Valley of innocence divides haves and have-nots

Nestled between dreams and arrogance lies a valley of innocence. A place along a flowing river

that divides the “haves” from the “have nots.” A place where traces of innocence have been long replaced and erased by the winds of time, like a rolling tumbleweed, scattered and flung into an arroyo of oblivion. Yet, the Rio GrandeValley continues to glisten in the sun, like a golden jewel, reflecting the brilliance of time, of hope consumed and of dreams galvanized by inspirational heritages and legacies that transcend the beauty of a rainbow.

The Rio GrandeValley is where shines the sun, and where the destiny of so many dreams came to blossom and then die. It is my womb. It is my home, and someday it will be my living mausoleum. A place filled with memories that linger beyond the boundaries of time and beyond the confines of all human expectations.

I am bound to this place in the sun, like so many before me. My heart. My soul. My mind. All nurtured, fortified and emboldened by the legacy of those who toiled through the seasons and revered the virgin earth, and treasured the flowing river that nourished and quenched the thirst of the earth and of the drained and weary laborers who agonized under the hot, burning sun for a dream not yet dreamt, and a time not yet born.
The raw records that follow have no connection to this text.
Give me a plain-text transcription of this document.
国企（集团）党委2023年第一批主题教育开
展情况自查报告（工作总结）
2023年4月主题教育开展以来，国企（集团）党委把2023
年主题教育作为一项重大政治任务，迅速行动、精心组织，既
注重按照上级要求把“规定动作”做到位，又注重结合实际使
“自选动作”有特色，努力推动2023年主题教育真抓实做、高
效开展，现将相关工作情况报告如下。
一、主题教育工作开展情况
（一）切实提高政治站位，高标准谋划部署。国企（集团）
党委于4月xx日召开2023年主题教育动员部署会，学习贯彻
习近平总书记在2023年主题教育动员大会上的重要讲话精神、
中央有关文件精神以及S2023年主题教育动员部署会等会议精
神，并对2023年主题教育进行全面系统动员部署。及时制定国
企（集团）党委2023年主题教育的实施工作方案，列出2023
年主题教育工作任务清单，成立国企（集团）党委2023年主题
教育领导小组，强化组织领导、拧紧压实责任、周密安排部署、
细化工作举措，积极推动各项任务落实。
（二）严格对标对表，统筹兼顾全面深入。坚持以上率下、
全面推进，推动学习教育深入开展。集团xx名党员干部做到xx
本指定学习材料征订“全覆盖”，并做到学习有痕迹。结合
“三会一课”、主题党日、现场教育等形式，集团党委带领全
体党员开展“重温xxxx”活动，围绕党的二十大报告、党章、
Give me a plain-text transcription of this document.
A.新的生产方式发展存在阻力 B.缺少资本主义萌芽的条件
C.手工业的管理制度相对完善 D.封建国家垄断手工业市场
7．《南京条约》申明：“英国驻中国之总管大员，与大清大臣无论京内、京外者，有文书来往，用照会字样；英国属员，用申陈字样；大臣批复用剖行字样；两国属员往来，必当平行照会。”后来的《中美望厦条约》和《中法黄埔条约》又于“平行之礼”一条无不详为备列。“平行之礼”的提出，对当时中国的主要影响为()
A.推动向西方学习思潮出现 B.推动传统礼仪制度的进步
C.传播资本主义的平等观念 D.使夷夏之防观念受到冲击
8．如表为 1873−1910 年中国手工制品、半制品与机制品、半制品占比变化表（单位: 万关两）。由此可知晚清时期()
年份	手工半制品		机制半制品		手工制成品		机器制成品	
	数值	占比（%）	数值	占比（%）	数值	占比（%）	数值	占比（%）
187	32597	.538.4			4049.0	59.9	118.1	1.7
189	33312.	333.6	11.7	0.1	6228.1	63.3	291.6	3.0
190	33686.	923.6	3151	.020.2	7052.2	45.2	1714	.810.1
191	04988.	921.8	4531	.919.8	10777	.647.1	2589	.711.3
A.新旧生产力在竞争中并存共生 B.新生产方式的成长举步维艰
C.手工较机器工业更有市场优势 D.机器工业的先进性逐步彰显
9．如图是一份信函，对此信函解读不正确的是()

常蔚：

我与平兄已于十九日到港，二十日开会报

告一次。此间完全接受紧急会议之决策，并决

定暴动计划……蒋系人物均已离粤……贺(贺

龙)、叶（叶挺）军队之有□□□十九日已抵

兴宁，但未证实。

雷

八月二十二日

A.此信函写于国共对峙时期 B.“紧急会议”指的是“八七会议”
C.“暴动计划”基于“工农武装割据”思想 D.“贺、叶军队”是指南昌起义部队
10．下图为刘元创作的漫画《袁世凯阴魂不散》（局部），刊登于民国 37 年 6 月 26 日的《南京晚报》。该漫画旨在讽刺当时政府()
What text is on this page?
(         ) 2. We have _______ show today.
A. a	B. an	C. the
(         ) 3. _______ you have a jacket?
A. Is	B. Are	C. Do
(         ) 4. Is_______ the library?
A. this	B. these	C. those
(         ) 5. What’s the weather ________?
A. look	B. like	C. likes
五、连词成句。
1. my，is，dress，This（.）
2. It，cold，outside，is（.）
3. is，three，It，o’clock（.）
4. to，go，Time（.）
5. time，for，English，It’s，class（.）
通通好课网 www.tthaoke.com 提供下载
And here we are today, in a place where still shines the sun, and where dreams still are born and memories shared, where the innocence and naïveté of our roots and our origins have long been suppressed by arrogance, egoism, pomposity and idiotic delusions of grandeur. Sadly, I put myself into that dismal category, for believing that we have grown and blossomed in character, in strength, in self-awareness and in appreciation and understanding of our fellow man.

I am heartened to learn that individuals like Joel Ramirez of Edinburg (March 2 3 2), and others who think and believe as he does, have read some of my letters. We have become intolerant of thinking and ideas that do not conform to our own. We have become the very thing that once brought shame, disrespect, hardship, disgrace and humiliation to our ancestors not too long ago in this Valley by the Rio Grande. We have become the enemy of empathy, understanding, tolerance and inspiration. We have become everything that generations of dreamers before us struggled and fought against, and everything they feared and abhorred — the apathy, the greed, the conceit, the arrogance.

I was born into a family that taught me to share and to give of myself, and of what I have and what I believe in. I was brought up believing in Christian values, respect for oneself and for others, regardless of their origin, their pedigree, their religion, and, believe it or not, even their politics. That was when we lived in a Valley of innocence, where doing the right thing was an inbred trait among young and old Mexican-Americans in the Rio GrandeValley. A time when the sun shined bright, and when the very soul of the Valley blossomed and bloomed like bluebonnets that grow wild in fields and along roadways in our beautiful South Texas.

Now, the more I read in letters to the editor and commentaries about the depth of dislike, disrespect and even hatred toward our neighbors and ancestors by the very descendents of once dreamers who called the Valley home, I mourn the loss of our one-time valley of innocence. A place where once young Mexican-American kids were taught and lived by the Golden Rule and where respect, dignity and decency were afforded those seeking to better their lives. Today it is called paying it forward. Simply put, it is showing appreciation of a good deed one has benefited from by doing something kind or useful for someone else. We used to live that. We used to be that. We used to be kind, gracious and considerate.

I don’t have answers, nor do I profess to have the intellect to come up with remedies to some of the problems I have mentioned in many of my letters. I share my questions. I reveal my concerns. I expose my naïveté on a number of topics. And each time, instead of hearing, “Oh, I’ve had those same questions or concerns,” I hear, “(H)e has no solutions, or remedies, no

answers. He just complains.” They aren’t complaints. They are thoughts, ideas, concerns, to

which I have no logical answers, that flood my mind and confuse the logic of what is going on around me.

I am who I am. I am my parents’ son, brought up to believe in the better of us, and in the best within us. I still believe there is a bit of that old-time innocence left in our Valley.

By the way, a “kingdom … without borders, fences,” means His kingdom, not our man-made world of walls, borders and fences erected to split the world apart.

Al Garcia is a published author living in San Juan.